Bukan untuk itu ia berangkat dalam perjalanan ini. "Kalau begitu, apa yang harus kulakukan?" ia berteriak lagi, dan sekarang rasanya ia tahu jawabannya dengan jelas: menyelesaikannya. Lagi-lagi suatu perjalanan sepi, dan paling berat.
"Apa? Aku sendirian, pergi ke Celah Ajal dan seterusnya?" ia gemetar, tapi tekadnya semakin kuat. "Apa? Aku mengambil Cincin dari dia? Dewan memberikan Cincin itu padanya." Tapi jawabannya segera datang: "Dan Dewan memberinya pendamping, agar tugasnya tidak gagal. Kaulah yang terakhir dari Rombongan ini. Tugas ini tak boleh gagal."

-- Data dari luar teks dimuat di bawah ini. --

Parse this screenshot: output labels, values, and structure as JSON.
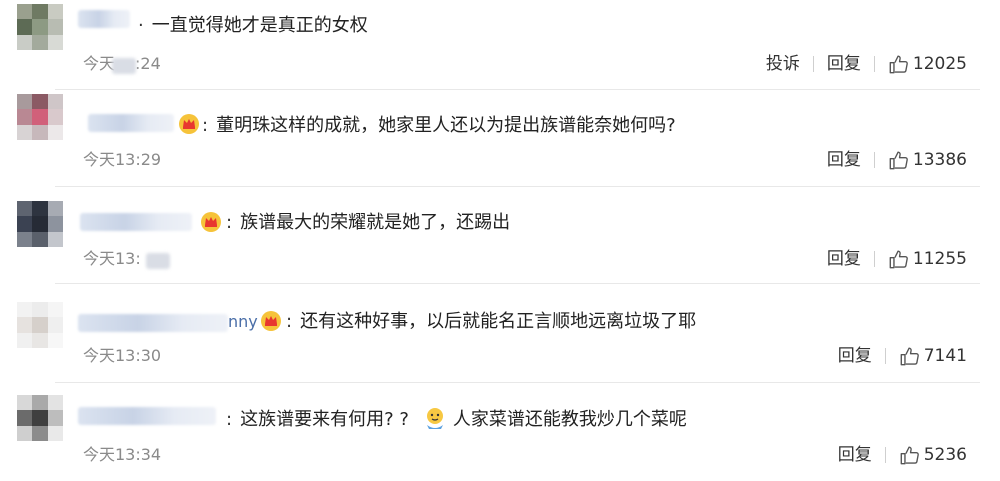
{
  "comments": [
    {
      "text": "一直觉得她才是真正的女权",
      "time_visible": "今天",
      "time_tail": ":24",
      "actions": {
        "report": "投诉",
        "reply": "回复"
      },
      "likes": "12025"
    },
    {
      "text": "董明珠这样的成就，她家里人还以为提出族谱能奈她何吗?",
      "time": "今天13:29",
      "actions": {
        "reply": "回复"
      },
      "likes": "13386",
      "badge_icon": "crown-icon"
    },
    {
      "text": "族谱最大的荣耀就是她了，还踢出",
      "time_visible": "今天13:",
      "actions": {
        "reply": "回复"
      },
      "likes": "11255",
      "badge_icon": "crown-icon"
    },
    {
      "name_tail": "nny",
      "text": "还有这种好事，以后就能名正言顺地远离垃圾了耶",
      "time": "今天13:30",
      "actions": {
        "reply": "回复"
      },
      "likes": "7141",
      "badge_icon": "crown-icon"
    },
    {
      "text_a": "这族谱要来有何用? ?",
      "text_b": "人家菜谱还能教我炒几个菜呢",
      "time": "今天13:34",
      "actions": {
        "reply": "回复"
      },
      "likes": "5236",
      "emoji_icon": "thinking-face-icon"
    }
  ],
  "colors": {
    "text": "#222222",
    "muted": "#8a8a8a",
    "divider": "#e8e8e8",
    "crown": "#e8a623",
    "heart": "#e23b3b"
  }
}
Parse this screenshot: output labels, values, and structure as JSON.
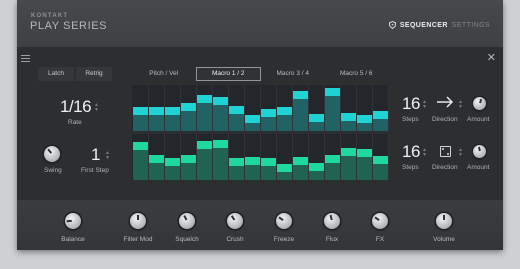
{
  "header": {
    "brand_top": "KONTAKT",
    "brand_main": "PLAY SERIES",
    "nav_sequencer": "SEQUENCER",
    "nav_settings": "SETTINGS"
  },
  "sequencer": {
    "buttons": {
      "latch": "Latch",
      "retrig": "Retrig"
    },
    "rate": {
      "value": "1/16",
      "label": "Rate"
    },
    "swing": {
      "label": "Swing",
      "level": 0.35
    },
    "first_step": {
      "value": "1",
      "label": "First Step"
    },
    "tabs": [
      "Pitch / Vel",
      "Macro 1 / 2",
      "Macro 3 / 4",
      "Macro 5 / 6"
    ],
    "selected_tab": 1,
    "lane1": {
      "steps_value": "16",
      "steps_label": "Steps",
      "direction_label": "Direction",
      "amount_label": "Amount",
      "amount_level": 0.55,
      "color": "#1fd3d4",
      "values": [
        0.52,
        0.52,
        0.53,
        0.6,
        0.78,
        0.75,
        0.55,
        0.35,
        0.48,
        0.52,
        0.88,
        0.38,
        0.93,
        0.4,
        0.35,
        0.44
      ]
    },
    "lane2": {
      "steps_value": "16",
      "steps_label": "Steps",
      "direction_label": "Direction",
      "amount_label": "Amount",
      "amount_level": 0.45,
      "color": "#1fd89d",
      "values": [
        0.82,
        0.55,
        0.48,
        0.55,
        0.85,
        0.88,
        0.48,
        0.5,
        0.48,
        0.35,
        0.5,
        0.38,
        0.55,
        0.7,
        0.68,
        0.52
      ]
    }
  },
  "footer": {
    "knobs": [
      {
        "label": "Balance",
        "level": 0.15
      },
      {
        "label": "Filter Mod",
        "level": 0.5
      },
      {
        "label": "Squelch",
        "level": 0.4
      },
      {
        "label": "Crush",
        "level": 0.38
      },
      {
        "label": "Freeze",
        "level": 0.3
      },
      {
        "label": "Flux",
        "level": 0.45
      },
      {
        "label": "FX",
        "level": 0.3
      },
      {
        "label": "Volume",
        "level": 0.5
      }
    ]
  },
  "colors": {
    "accent_cyan": "#1fd3d4",
    "accent_green": "#1fd89d",
    "panel": "#2c2e30",
    "header": "#3d4043"
  }
}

"Kalau saja aku bukan yang terakhir," erangnya. "Kalau saja Gandalf tua ada di sini, atau orang lain. Kenapa aku ditinggal sendirian untuk mengambil keputusan? Aku yakin aku akan keliru. Lagi pula, bukan hakku untuk mengambil Cincin itu, mengajukan diriku sendiri."
"Tapi kau tidak mengajukan dirimu sendiri; kau diajukan oleh keadaan. Bahwa kau merasa dirimu bukan orang yang tepat dan pantas untuk mengemban tugas itu, nah, Mr. Frodo juga tak bisa dikatakan tepat, begitu pula Mr. Bilbo tua. Mereka juga tidak memilih diri mereka sendiri."

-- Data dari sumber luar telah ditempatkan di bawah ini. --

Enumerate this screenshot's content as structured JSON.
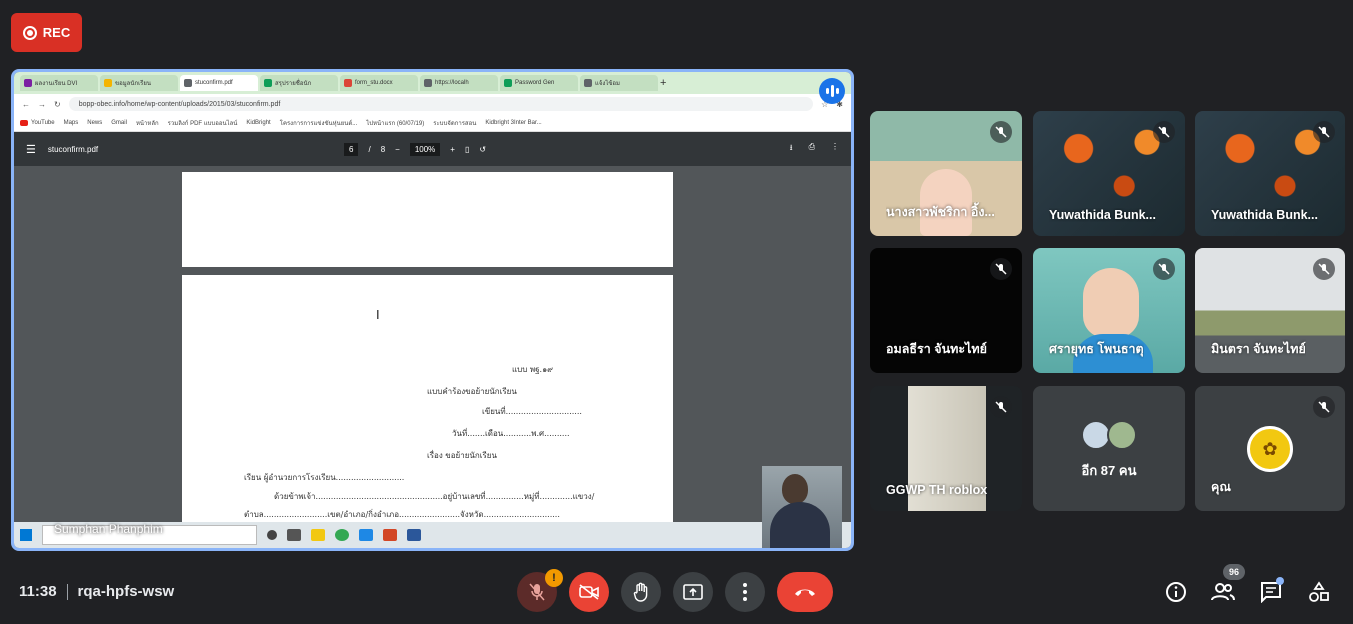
{
  "rec": {
    "label": "REC"
  },
  "browser": {
    "tabs": [
      "ผลงานเรียน DVI",
      "ขอมูลนักเรียน",
      "stuconfirm.pdf",
      "สรุปรายชื่อนัก",
      "form_stu.docx",
      "https://localh",
      "Password Gen",
      "แจ้งไข้อม"
    ],
    "url": "bopp-obec.info/home/wp-content/uploads/2015/03/stuconfirm.pdf",
    "bookmarks": [
      "YouTube",
      "Maps",
      "News",
      "Gmail",
      "หน้าหลัก",
      "รวมลิงก์ PDF แบบออนไลน์",
      "KidBright",
      "โครงการการแข่งขันหุ่นยนต์...",
      "ไปหน้าแรก (60/07/19)",
      "ระบบจัดการสอน",
      "Kidbright 3Inter Bar..."
    ]
  },
  "pdf": {
    "filename": "stuconfirm.pdf",
    "page_current": "6",
    "page_total": "8",
    "zoom": "100%",
    "lines": [
      "แบบ พฐ.๑๙",
      "แบบคำร้องขอย้ายนักเรียน",
      "เขียนที่..............................",
      "วันที่.......เดือน...........พ.ศ..........",
      "เรื่อง  ขอย้ายนักเรียน",
      "เรียน  ผู้อำนวยการโรงเรียน...........................",
      "ด้วยข้าพเจ้า..................................................อยู่บ้านเลขที่...............หมู่ที่.............แขวง/",
      "ตำบล.........................เขต/อำเภอ/กิ่งอำเภอ........................จังหวัด.............................."
    ]
  },
  "presenter": {
    "name": "Sumphan Phanphim"
  },
  "participants": [
    {
      "name": "นางสาวพัชริกา อิ้ง..."
    },
    {
      "name": "Yuwathida Bunk..."
    },
    {
      "name": "Yuwathida Bunk..."
    },
    {
      "name": "อมลธีรา จันทะไทย์"
    },
    {
      "name": "ศรายุทธ โพนธาตุ"
    },
    {
      "name": "มินตรา จันทะไทย์"
    },
    {
      "name": "GGWP TH roblox"
    },
    {
      "name": "อีก 87 คน"
    },
    {
      "name": "คุณ"
    }
  ],
  "meeting": {
    "time": "11:38",
    "code": "rqa-hpfs-wsw"
  },
  "people_count": "96",
  "mic_warning": "!",
  "colors": {
    "accent": "#8ab4f8",
    "end_call": "#ea4335",
    "rec": "#d93025"
  }
}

"Ah, well, aku harus memutuskan sendiri. Akan kuputuskan. Tapi aku pasti bakal keliru: itu sudah ciri khas Sam Gamgee. "Coba kupikirkan: kalau kami ditemukan di sini, atau Mr. Frodo ditemukan, dan Benda itu ada pada dirinya, well, Musuh akan mengambilnya. Itu berarti tamatlah riwayat kami semua, mulai dari Lorien, Rivendell, Shire, dan semuanya. Aku tak boleh buang-buang waktu, kalau tidak semuanya akan berakhir. Peperangan sudah dimulai, dan sangat mungkin semuanya berjalan sesuai rencana Musuh. Tak ada kemungkinan untuk kembali dengan Benda itu, dan meminta saran atau izin. Tidak, pilihannya adalah duduk di sini sampai mereka datang dan membunuhku di atas tubuh majikanku, dan mengambil Benda Itu; atau aku mengambil Benda Itu dan pergi." Ia menarik napas panjang. "Kalau begitu, baiklah. Akan kuambil Benda Itu!"
la membungkuk. Dengan sangat lembut ia membuka rantai di leher Frodo, dan menyelipkan tangannya ke dalam kemeja Frodo; lalu dengan tangan satunya ia mengangkat kepala Frodo, mengecup dahinya yang dingin, dan perlahan menarik kalung itu melalui kepalanya. Kemudian ia membaringkan kembali kepala majikannya. Tak ada perubahan pada wajah yang diam itu, karena itulah Sam akhirnya yakin bahwa Frodo sudah mati dan meninggalkan Tugas-nya.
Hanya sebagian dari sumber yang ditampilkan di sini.